Aspirations Academies Trust has lost its court bid to maintain a controversial admissions policy that labelled two of its own primary academies as “feeders” for Rivers Academy in Feltham.

Earlier this year, a judicial review upheld a ruling made by the Office of the Schools Adjudicator, that decided that allowing AAT to name its own primaries as feeders was “unfair on the other local schools” due to the distance of the next nearest secondary.

Rivers Academy is not allowed prioritise the admission of pupils from Oriel and Oak Hill primary schools for its year 7 intake in 2017 or 2018.

It makes great educational sense and it also provides parents with a certainty of a place at secondary without worry

However, Steve Kenning, the chief executive of the trust, has not yet admitted defeat, and has announced that parents will be consulted again about reintroducing the policy, stressing that all-through education is “very important to the trust”.

“Our schools work in districts with a couple of primaries feeding a secondary,” he told Schools Week. “Staff work across phases and there is continuity between key stage 2 and 3.”

Complaints about Rivers Academy’s admissions policy first arose in August 2015, when parents and the local authority raised concerns with the OSA that preference was being given to pupils from Oriel and Oak Hill primaries over other schools in the area, on the grounds they were within the same academy chain.

At the time the adjudicator agreed with the complainants, and said that simply being a member of the same trust was not a “sufficient reason” to name a school as a feeder school.

Pupils, it said, would be “unreasonably disadvantaged” by the two trust primaries acting as feeder schools over others with historic and geographic links to Rivers.

The trust managed to overturn the initial ruling at judicial review last year, but was forced to launch a second legal challenge after the OSA ruled against them for a second time.

It lost that second judicial review earlier this year, and the secondary is not now permitted include the Aspirations Academies Trust primaries as feeder schools in the admissions criteria for its year 7 intake in 2017 and 2018.

Steve Kenning

Kenning has now told Schools Week that another consultation will take place, and that the trust would continue to press the issue.

“We will continue to consult in the future on giving priority in admissions to students in our primaries as it makes great educational sense and it also provides parents with a certainty of a place at secondary without worry,” he said.

Campaigners fear that the case could set a precedent as the government pushes for more schools to become academies.

In her latest annual report, chief schools adjudicator Shan Scott noted that “more objections this year have referred to the naming of feeder schools”, in particular the “increasing trend for secondary schools in multi-academy trusts to name all primary schools in the same MAT as feeder schools”.
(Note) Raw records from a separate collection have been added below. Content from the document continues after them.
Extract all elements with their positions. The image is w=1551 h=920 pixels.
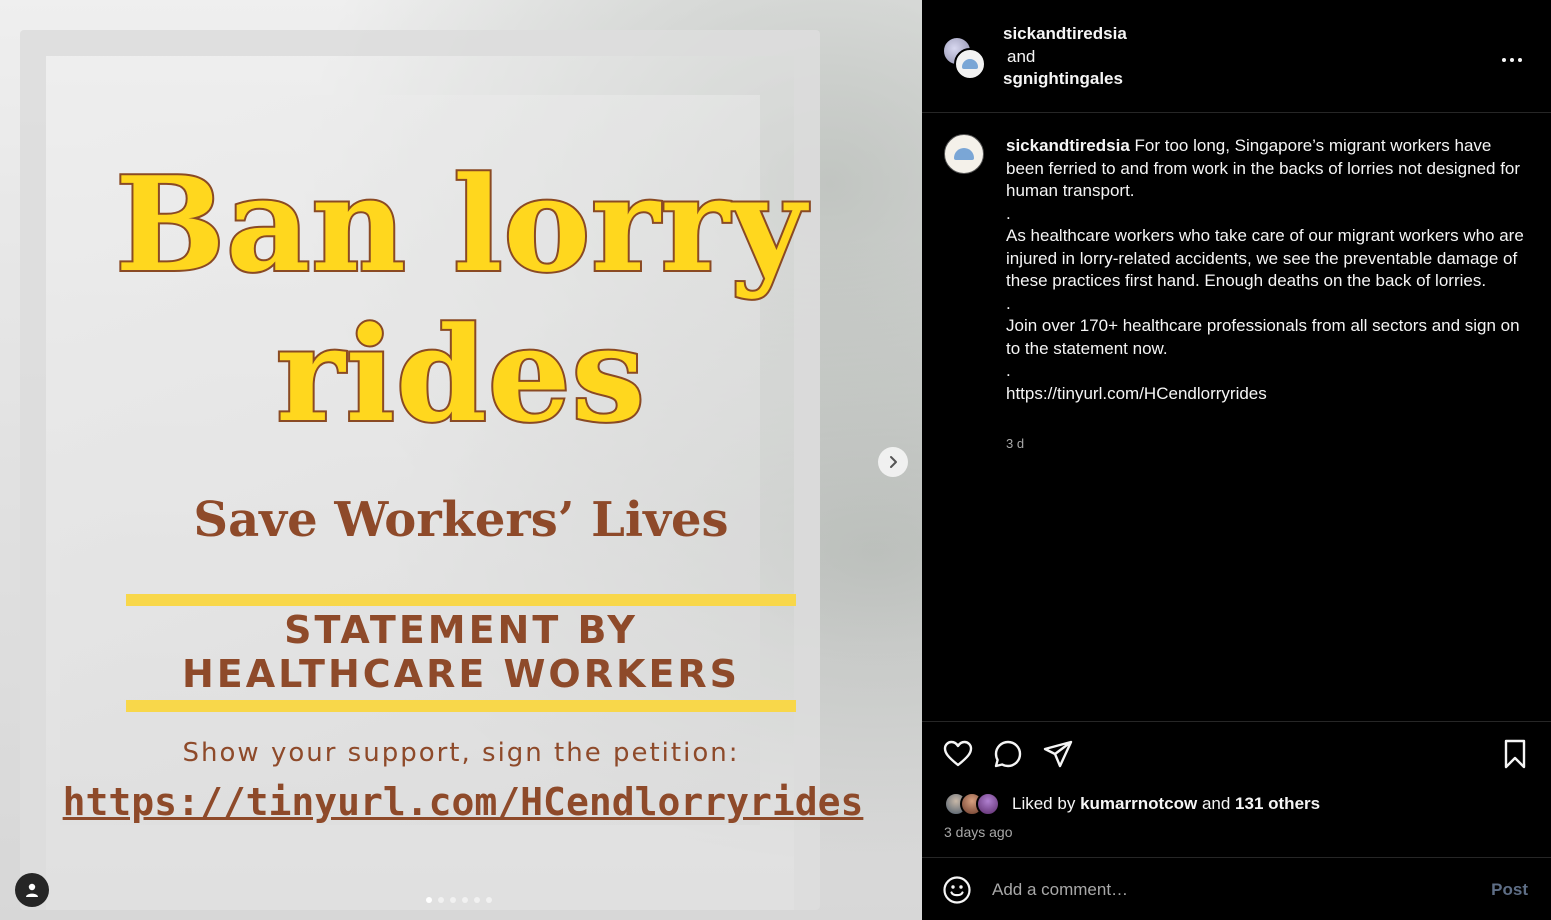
carousel-dot [462, 897, 468, 903]
account-link-2[interactable]: sgnightingales [1003, 68, 1127, 91]
liker-avatars [944, 792, 1012, 816]
more-options-button[interactable] [1501, 46, 1523, 69]
post-comment-button[interactable]: Post [1491, 880, 1528, 900]
bookmark-icon[interactable] [1499, 738, 1531, 770]
caption-link[interactable]: https://tinyurl.com/HCendlorryrides [1006, 383, 1526, 406]
headline-line-2: rides [274, 298, 647, 452]
caption-separator: . [1006, 203, 1011, 223]
caption-paragraph: As healthcare workers who take care of o… [1006, 226, 1524, 290]
headline-line-1: Ban lorry [113, 148, 808, 302]
statement-line-1: STATEMENT BY [284, 608, 638, 652]
action-bar: Liked by kumarrnotcow and 131 others 3 d… [922, 721, 1551, 857]
caption-timestamp: 3 d [1006, 436, 1025, 451]
liked-by-and: and [1201, 794, 1231, 813]
support-text: Show your support, sign the petition: [182, 738, 740, 768]
liked-by-user[interactable]: kumarrnotcow [1080, 794, 1197, 814]
account-link-1[interactable]: sickandtiredsia [1003, 23, 1127, 46]
subhead: Save Workers’ Lives [193, 492, 729, 548]
avatar [954, 48, 986, 80]
carousel-dot [474, 897, 480, 903]
comment-bar: Post [922, 857, 1551, 920]
comment-icon[interactable] [992, 738, 1024, 770]
carousel-dot [486, 897, 492, 903]
user-icon [26, 883, 38, 897]
chevron-right-icon [890, 456, 897, 468]
comment-input[interactable] [992, 872, 1472, 908]
post-side-panel: sickandtiredsia and sgnightingales sicka… [922, 0, 1551, 920]
instagram-post-view: Ban lorry rides Save Workers’ Lives STAT… [0, 0, 1551, 920]
more-horizontal-icon [1502, 58, 1522, 62]
collab-avatars[interactable] [942, 36, 988, 82]
share-icon[interactable] [1042, 738, 1074, 770]
carousel-dot [450, 897, 456, 903]
avatar [976, 792, 1000, 816]
caption-paragraph: Join over 170+ healthcare professionals … [1006, 316, 1520, 358]
carousel-indicator [426, 897, 492, 903]
caption-separator: . [1006, 293, 1011, 313]
carousel-dot [426, 897, 432, 903]
next-slide-button[interactable] [878, 447, 908, 477]
caption-text: sickandtiredsia For too long, Singapore’… [1006, 135, 1526, 405]
liked-by-others[interactable]: 131 others [1235, 794, 1320, 814]
liked-by-row: Liked by kumarrnotcow and 131 others [944, 792, 1320, 816]
caption-separator: . [1006, 361, 1011, 380]
collab-names: sickandtiredsia and sgnightingales [1003, 23, 1127, 91]
divider-top [126, 594, 796, 606]
petition-link-text: https://tinyurl.com/HCendlorryrides [62, 780, 864, 824]
post-time: 3 days ago [944, 824, 1013, 840]
tagged-users-button[interactable] [15, 873, 49, 907]
post-media[interactable]: Ban lorry rides Save Workers’ Lives STAT… [0, 0, 922, 920]
statement-line-2: HEALTHCARE WORKERS [181, 652, 741, 696]
divider-bottom [126, 700, 796, 712]
liked-by-prefix: Liked by [1012, 794, 1076, 813]
post-header: sickandtiredsia and sgnightingales [922, 0, 1551, 113]
caption-username[interactable]: sickandtiredsia [1006, 136, 1130, 155]
avatar[interactable] [944, 134, 984, 174]
heart-icon[interactable] [942, 738, 974, 770]
emoji-icon[interactable] [942, 875, 972, 905]
carousel-dot [438, 897, 444, 903]
caption-section: sickandtiredsia For too long, Singapore’… [922, 114, 1551, 721]
connector-text: and [1007, 46, 1036, 66]
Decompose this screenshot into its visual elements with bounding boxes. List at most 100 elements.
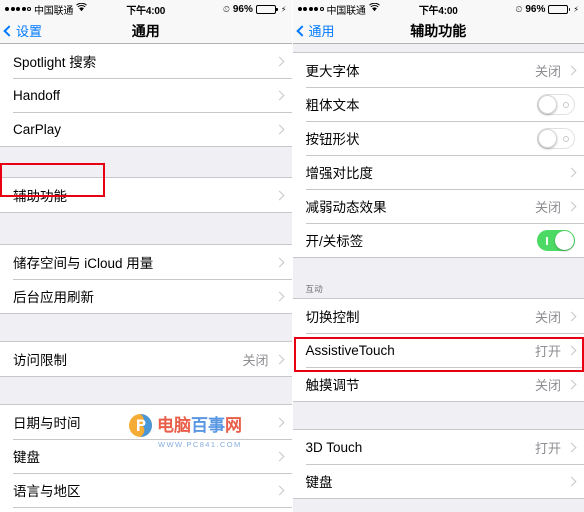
- list-item-increase-contrast[interactable]: 增强对比度: [292, 155, 584, 189]
- chevron-right-icon: [274, 190, 284, 200]
- row-accessory: [274, 124, 284, 134]
- row-accessory: [537, 229, 575, 251]
- row-value: 关闭: [534, 63, 561, 79]
- chevron-right-icon: [566, 167, 577, 177]
- row-accessory: [274, 417, 284, 427]
- row-value: 打开: [534, 440, 561, 456]
- list-item-assistivetouch[interactable]: AssistiveTouch 打开: [292, 333, 584, 367]
- row-label: 增强对比度: [305, 166, 374, 181]
- toggle-off-circle-icon: [563, 101, 569, 108]
- row-label: 按钮形状: [305, 132, 360, 147]
- list-item-on-off-labels[interactable]: 开/关标签: [292, 223, 584, 257]
- back-button-general[interactable]: 通用: [293, 21, 335, 40]
- row-accessory: [566, 476, 577, 486]
- right-phone-screen: 中国联通 下午4:00 ⏲ 96% ⚡ 通用 辅助功能 更大字体 关闭 粗体文本…: [292, 0, 584, 512]
- back-button-label: 设置: [16, 24, 43, 39]
- toggle-on-off-labels[interactable]: [537, 229, 575, 251]
- list-item-accessibility[interactable]: 辅助功能: [0, 178, 292, 212]
- list-item-spotlight-search[interactable]: Spotlight 搜索: [0, 44, 292, 78]
- row-label: 后台应用刷新: [13, 290, 94, 305]
- section-gap: [0, 314, 292, 341]
- toggle-bold-text[interactable]: [537, 93, 575, 115]
- group-accessibility: 辅助功能: [0, 177, 292, 213]
- row-label: 键盘: [305, 475, 333, 490]
- row-label: 粗体文本: [305, 98, 360, 113]
- chevron-right-icon: [274, 90, 284, 100]
- section-gap: [0, 377, 292, 404]
- lightning-bolt-icon: ⚡: [573, 4, 579, 14]
- row-accessory: [537, 127, 575, 149]
- list-item-keyboard[interactable]: 键盘: [0, 439, 292, 473]
- row-value: 关闭: [242, 352, 269, 368]
- chevron-right-icon: [274, 56, 284, 66]
- list-item-switch-control[interactable]: 切换控制 关闭: [292, 299, 584, 333]
- row-value: 打开: [534, 343, 561, 359]
- list-item-reduce-motion[interactable]: 减弱动态效果 关闭: [292, 189, 584, 223]
- row-label: 键盘: [13, 450, 40, 465]
- group-3dtouch: 3D Touch 打开 键盘: [292, 429, 584, 499]
- list-item-dictionary[interactable]: 词典: [0, 507, 292, 512]
- chevron-right-icon: [566, 201, 577, 211]
- section-gap: [0, 213, 292, 244]
- section-gap: [292, 44, 584, 52]
- list-item-3d-touch[interactable]: 3D Touch 打开: [292, 430, 584, 464]
- list-item-touch-accommodations[interactable]: 触摸调节 关闭: [292, 367, 584, 401]
- list-item-bold-text[interactable]: 粗体文本: [292, 87, 584, 121]
- page-title: 通用: [131, 22, 160, 39]
- left-phone-screen: 中国联通 下午4:00 ⏲ 96% ⚡ 设置 通用 Spotlight 搜索 H…: [0, 0, 293, 512]
- status-bar-right-group: ⏲ 96% ⚡: [223, 4, 287, 15]
- chevron-right-icon: [274, 485, 284, 495]
- section-header-interaction: 互动: [292, 274, 584, 298]
- chevron-right-icon: [274, 451, 284, 461]
- section-gap: [292, 402, 584, 429]
- row-label: Handoff: [13, 87, 61, 103]
- chevron-right-icon: [274, 291, 284, 301]
- row-label: CarPlay: [13, 121, 62, 137]
- back-button-settings[interactable]: 设置: [0, 21, 42, 40]
- row-accessory: 关闭: [534, 61, 577, 80]
- row-accessory: [566, 167, 577, 177]
- row-accessory: 关闭: [535, 307, 577, 326]
- chevron-left-icon: [3, 24, 15, 37]
- list-item-handoff[interactable]: Handoff: [0, 78, 292, 112]
- list-item-button-shapes[interactable]: 按钮形状: [292, 121, 584, 155]
- row-value: 关闭: [534, 199, 561, 215]
- battery-percentage: 96%: [525, 3, 546, 15]
- alarm-icon: ⏲: [515, 3, 523, 14]
- settings-list-left: Spotlight 搜索 Handoff CarPlay 辅助功能 储存空间与 …: [0, 44, 292, 512]
- list-item-background-refresh[interactable]: 后台应用刷新: [0, 279, 292, 313]
- chevron-right-icon: [566, 379, 577, 389]
- chevron-right-icon: [566, 311, 577, 321]
- lightning-bolt-icon: ⚡: [280, 4, 287, 14]
- list-item-larger-text[interactable]: 更大字体 关闭: [292, 53, 584, 87]
- list-item-language-region[interactable]: 语言与地区: [0, 473, 292, 507]
- chevron-right-icon: [274, 417, 284, 427]
- list-item-carplay[interactable]: CarPlay: [0, 112, 292, 146]
- row-accessory: 关闭: [534, 197, 577, 216]
- chevron-right-icon: [274, 124, 284, 134]
- row-accessory: [274, 485, 284, 495]
- list-item-keyboard[interactable]: 键盘: [292, 464, 584, 498]
- list-item-storage-icloud[interactable]: 储存空间与 iCloud 用量: [0, 245, 292, 279]
- section-gap: [292, 258, 584, 274]
- list-item-restrictions[interactable]: 访问限制 关闭: [0, 342, 292, 376]
- chevron-right-icon: [274, 354, 284, 364]
- row-label: 3D Touch: [305, 439, 363, 455]
- toggle-on-bar-icon: [546, 236, 548, 245]
- battery-icon: [255, 4, 278, 14]
- group-restrictions: 访问限制 关闭: [0, 341, 292, 377]
- toggle-button-shapes[interactable]: [537, 127, 575, 149]
- row-label: 日期与时间: [13, 416, 81, 431]
- status-bar-left: 中国联通 下午4:00 ⏲ 96% ⚡: [0, 0, 292, 18]
- toggle-knob: [555, 230, 574, 250]
- group-vision: 更大字体 关闭 粗体文本 按钮形状 增强对比度 减弱动态效果 关闭 开/关标签: [292, 52, 584, 258]
- settings-list-right: 更大字体 关闭 粗体文本 按钮形状 增强对比度 减弱动态效果 关闭 开/关标签 …: [292, 44, 584, 512]
- group-interaction: 切换控制 关闭 AssistiveTouch 打开 触摸调节 关闭: [292, 298, 584, 402]
- row-accessory: 关闭: [242, 350, 284, 369]
- row-accessory: [537, 93, 575, 115]
- alarm-icon: ⏲: [222, 3, 230, 14]
- chevron-left-icon: [295, 24, 308, 37]
- row-label: 触摸调节: [305, 378, 360, 393]
- battery-percentage: 96%: [232, 3, 253, 15]
- list-item-date-time[interactable]: 日期与时间: [0, 405, 292, 439]
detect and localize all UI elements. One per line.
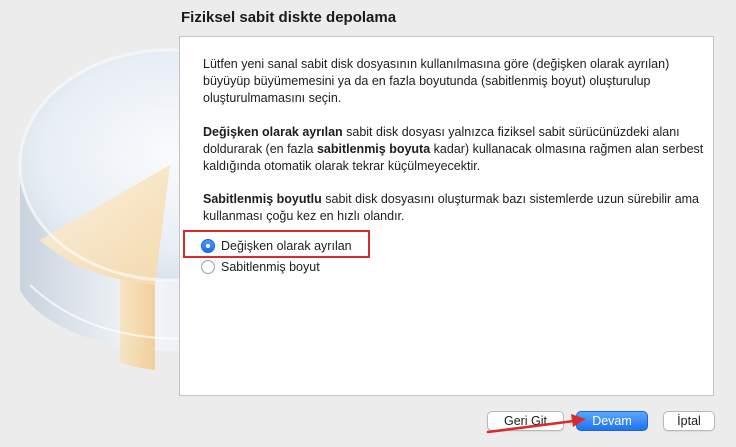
radio-dynamic-label: Değişken olarak ayrılan [221, 239, 352, 253]
radio-fixed-size[interactable]: Sabitlenmiş boyut [201, 258, 320, 276]
radio-unselected-icon[interactable] [201, 260, 215, 274]
next-button[interactable]: Devam [576, 411, 648, 431]
page-title: Fiziksel sabit diskte depolama [181, 9, 397, 26]
fixed-term: Sabitlenmiş boyutlu [203, 192, 322, 206]
cancel-button[interactable]: İptal [663, 411, 715, 431]
radio-dynamic-allocated[interactable]: Değişken olarak ayrılan [201, 237, 352, 255]
fixed-size-term: sabitlenmiş boyuta [316, 142, 431, 156]
radio-fixed-label: Sabitlenmiş boyut [221, 260, 320, 274]
radio-selected-icon[interactable] [201, 239, 215, 253]
intro-paragraph: Lütfen yeni sanal sabit disk dosyasının … [203, 57, 670, 105]
dynamic-description: Değişken olarak ayrılan sabit disk dosya… [203, 124, 708, 175]
back-button[interactable]: Geri Git [487, 411, 564, 431]
dynamic-term: Değişken olarak ayrılan [203, 125, 343, 139]
fixed-description: Sabitlenmiş boyutlu sabit disk dosyasını… [203, 191, 708, 225]
content-panel: Lütfen yeni sanal sabit disk dosyasının … [179, 36, 714, 396]
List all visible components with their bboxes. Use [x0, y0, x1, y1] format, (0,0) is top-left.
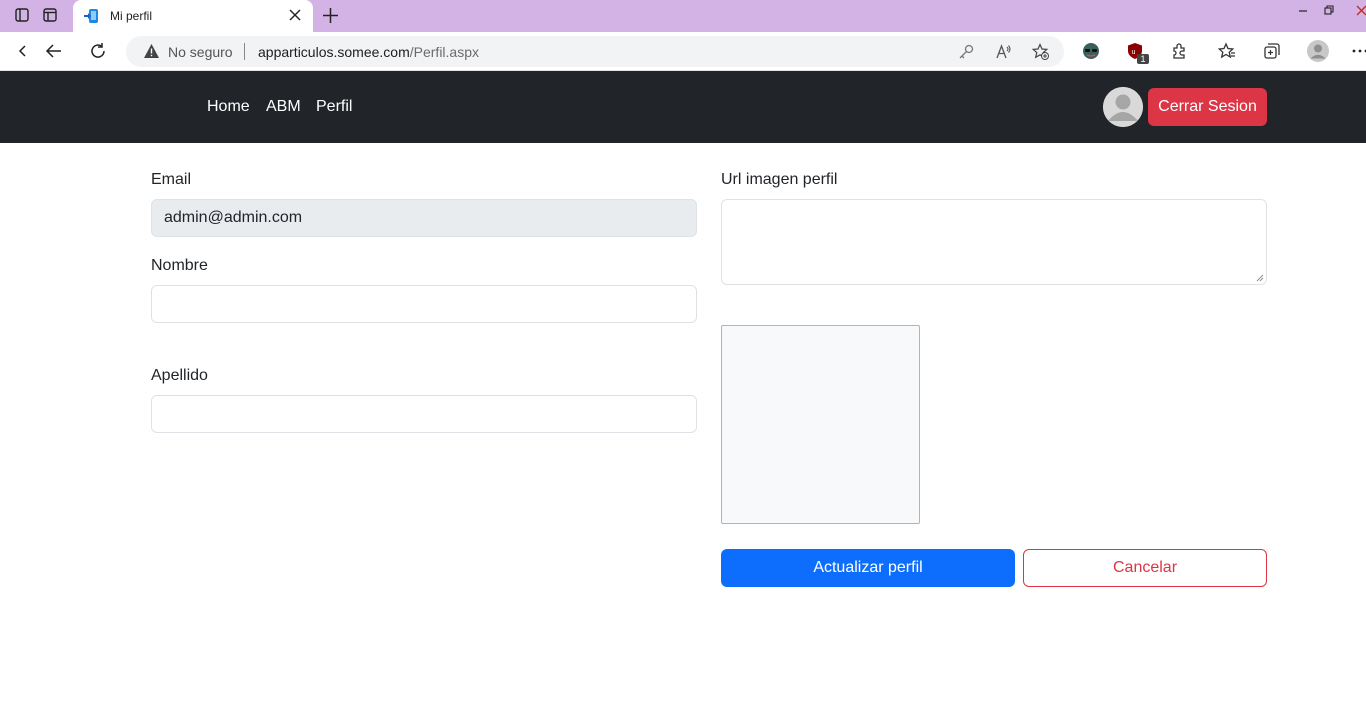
favorites-icon[interactable] — [1218, 42, 1236, 60]
security-status[interactable]: No seguro — [168, 44, 233, 60]
address-divider — [244, 43, 245, 60]
collections-icon[interactable] — [1263, 42, 1281, 60]
apellido-field[interactable] — [151, 395, 697, 433]
apellido-label: Apellido — [151, 367, 208, 384]
nav-link-home[interactable]: Home — [207, 98, 250, 116]
url-imagen-label: Url imagen perfil — [721, 171, 838, 188]
site-favicon-icon — [84, 9, 98, 23]
user-avatar-icon — [1103, 87, 1143, 127]
email-field[interactable]: admin@admin.com — [151, 199, 697, 237]
close-tab-icon[interactable] — [289, 9, 301, 21]
user-avatar — [1103, 87, 1143, 127]
browser-tab[interactable]: Mi perfil — [73, 0, 313, 32]
back-arrow-icon[interactable] — [45, 42, 63, 60]
nombre-field[interactable] — [151, 285, 697, 323]
url-text[interactable]: apparticulos.somee.com/Perfil.aspx — [258, 44, 479, 60]
email-label: Email — [151, 171, 192, 188]
profile-image-preview — [721, 325, 920, 524]
logout-button[interactable]: Cerrar Sesion — [1148, 88, 1267, 126]
nav-link-abm[interactable]: ABM — [266, 98, 301, 116]
restore-icon[interactable] — [1323, 4, 1335, 16]
warning-icon[interactable] — [143, 43, 160, 59]
update-profile-button[interactable]: Actualizar perfil — [721, 549, 1015, 587]
extension-spy-icon[interactable] — [1082, 42, 1100, 60]
cancel-button[interactable]: Cancelar — [1023, 549, 1267, 587]
address-bar[interactable]: No seguro apparticulos.somee.com/Perfil.… — [126, 36, 1064, 67]
key-icon[interactable] — [958, 43, 975, 60]
nav-link-perfil[interactable]: Perfil — [316, 98, 352, 116]
refresh-icon[interactable] — [89, 42, 107, 60]
add-favorite-icon[interactable] — [1032, 43, 1049, 60]
url-host: apparticulos.somee.com — [258, 44, 410, 60]
nombre-label: Nombre — [151, 257, 208, 274]
profile-avatar-icon[interactable] — [1307, 40, 1329, 62]
more-options-icon[interactable] — [1351, 42, 1366, 60]
chevron-left-icon[interactable] — [14, 42, 32, 60]
new-tab-icon[interactable] — [322, 7, 339, 24]
svg-text:u: u — [1132, 49, 1136, 56]
close-window-icon[interactable] — [1355, 4, 1366, 16]
browser-tab-bar: Mi perfil — [0, 0, 1366, 32]
url-path: /Perfil.aspx — [409, 44, 479, 60]
extension-badge: 1 — [1137, 54, 1149, 64]
tab-actions-icon[interactable] — [43, 8, 57, 22]
browser-toolbar: No seguro apparticulos.somee.com/Perfil.… — [0, 32, 1366, 71]
site-navbar: Home ABM Perfil Cerrar Sesion — [0, 71, 1366, 143]
read-aloud-icon[interactable] — [995, 43, 1012, 60]
resize-handle-icon[interactable] — [1256, 274, 1264, 282]
sidebar-toggle-icon[interactable] — [15, 8, 29, 22]
extensions-icon[interactable] — [1170, 42, 1188, 60]
minimize-icon[interactable] — [1297, 4, 1309, 16]
tab-title: Mi perfil — [110, 9, 153, 23]
url-imagen-textarea[interactable] — [721, 199, 1267, 285]
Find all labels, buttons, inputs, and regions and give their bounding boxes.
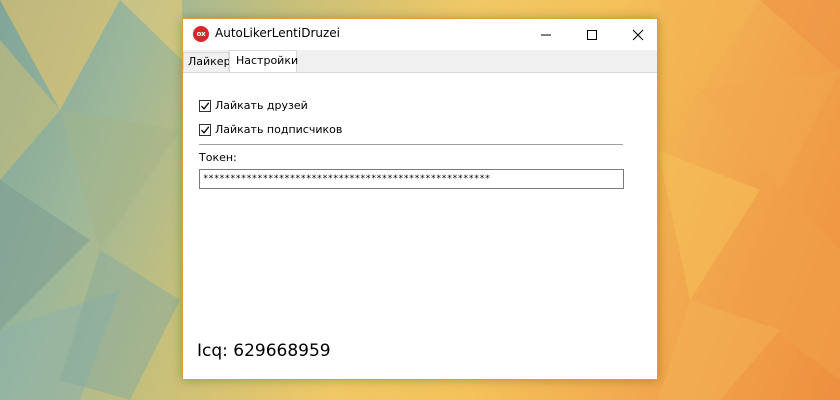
maximize-button[interactable] <box>569 19 615 50</box>
like-friends-label: Лайкать друзей <box>215 99 308 112</box>
close-icon <box>632 29 644 41</box>
app-logo-icon: ox <box>193 26 209 42</box>
like-friends-checkbox[interactable] <box>199 100 211 112</box>
tab-liker[interactable]: Лайкер <box>183 52 231 71</box>
tab-strip: Лайкер Настройки <box>183 50 657 72</box>
app-window: ox AutoLikerLentiDruzei Лайкер Настройки <box>182 18 658 380</box>
title-bar[interactable]: ox AutoLikerLentiDruzei <box>183 19 657 50</box>
tab-settings[interactable]: Настройки <box>229 50 298 72</box>
checkmark-icon <box>201 102 210 110</box>
minimize-icon <box>541 34 551 36</box>
maximize-icon <box>587 30 597 40</box>
minimize-button[interactable] <box>523 19 569 50</box>
separator-line <box>199 144 623 145</box>
window-title: AutoLikerLentiDruzei <box>215 26 341 40</box>
like-subscribers-checkbox[interactable] <box>199 124 211 136</box>
close-button[interactable] <box>615 19 661 50</box>
token-input[interactable] <box>199 169 624 189</box>
icq-contact-text: Icq: 629668959 <box>197 341 331 361</box>
settings-panel: Лайкать друзей Лайкать подписчиков Токен… <box>183 72 657 379</box>
checkmark-icon <box>201 126 210 134</box>
token-label: Токен: <box>199 151 237 164</box>
like-subscribers-label: Лайкать подписчиков <box>215 123 343 136</box>
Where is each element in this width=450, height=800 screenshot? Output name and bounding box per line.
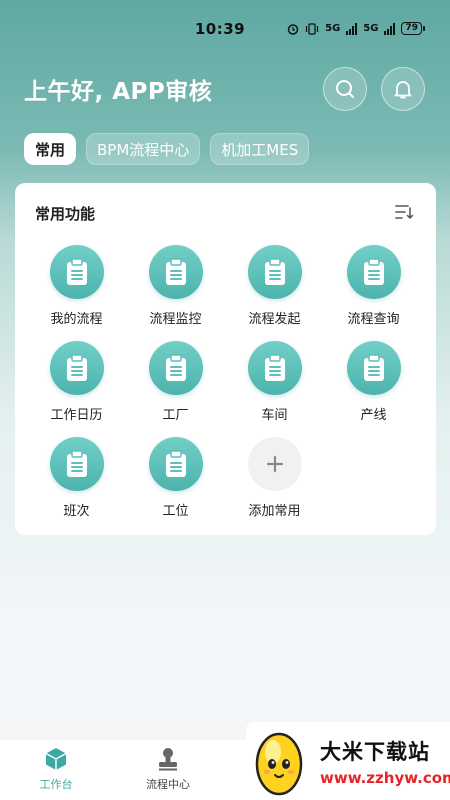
search-icon	[336, 80, 354, 98]
card-title: 常用功能	[35, 205, 96, 223]
function-workstation[interactable]: 工位	[126, 437, 225, 533]
tab-common[interactable]: 常用	[24, 133, 77, 165]
status-bar: 10:39 5G 5G 79	[0, 0, 450, 58]
function-production-line[interactable]: 产线	[324, 341, 423, 437]
function-label: 流程发起	[248, 312, 301, 327]
function-label: 车间	[261, 408, 288, 423]
function-process-query[interactable]: 流程查询	[324, 245, 423, 341]
clipboard-icon	[148, 437, 203, 491]
nav-process-center[interactable]: 流程中心	[128, 746, 208, 792]
nav-workbench[interactable]: 工作台	[16, 746, 96, 792]
sort-icon[interactable]	[394, 203, 414, 221]
clipboard-icon	[49, 341, 104, 395]
common-functions-card: 常用功能 我的流程 流程监控 流程发起 流程查询 工作日历 工厂 车间 产线 班…	[15, 183, 436, 535]
function-my-process[interactable]: 我的流程	[27, 245, 126, 341]
category-tabs: 常用 BPM流程中心 机加工MES	[24, 133, 310, 165]
function-label: 工作日历	[50, 408, 103, 423]
clipboard-icon	[247, 245, 302, 299]
bell-icon	[394, 81, 412, 99]
tab-bpm-center[interactable]: BPM流程中心	[86, 133, 201, 165]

She wants the DfE to issue guidance to admission authorities on “how to maximise the benefits of feeder schools in terms of continuity of education and shared work across schools” and to help avoid “unfairness to other local children”.

There are also questions over whether the government will proceed with a review of the admissions system that was promised in the Conservative Party’s general election manifesto.

In response to a written question on the issue in June, schools minister Nick Gibb simply said his department would “routinely keep the admissions system under review”.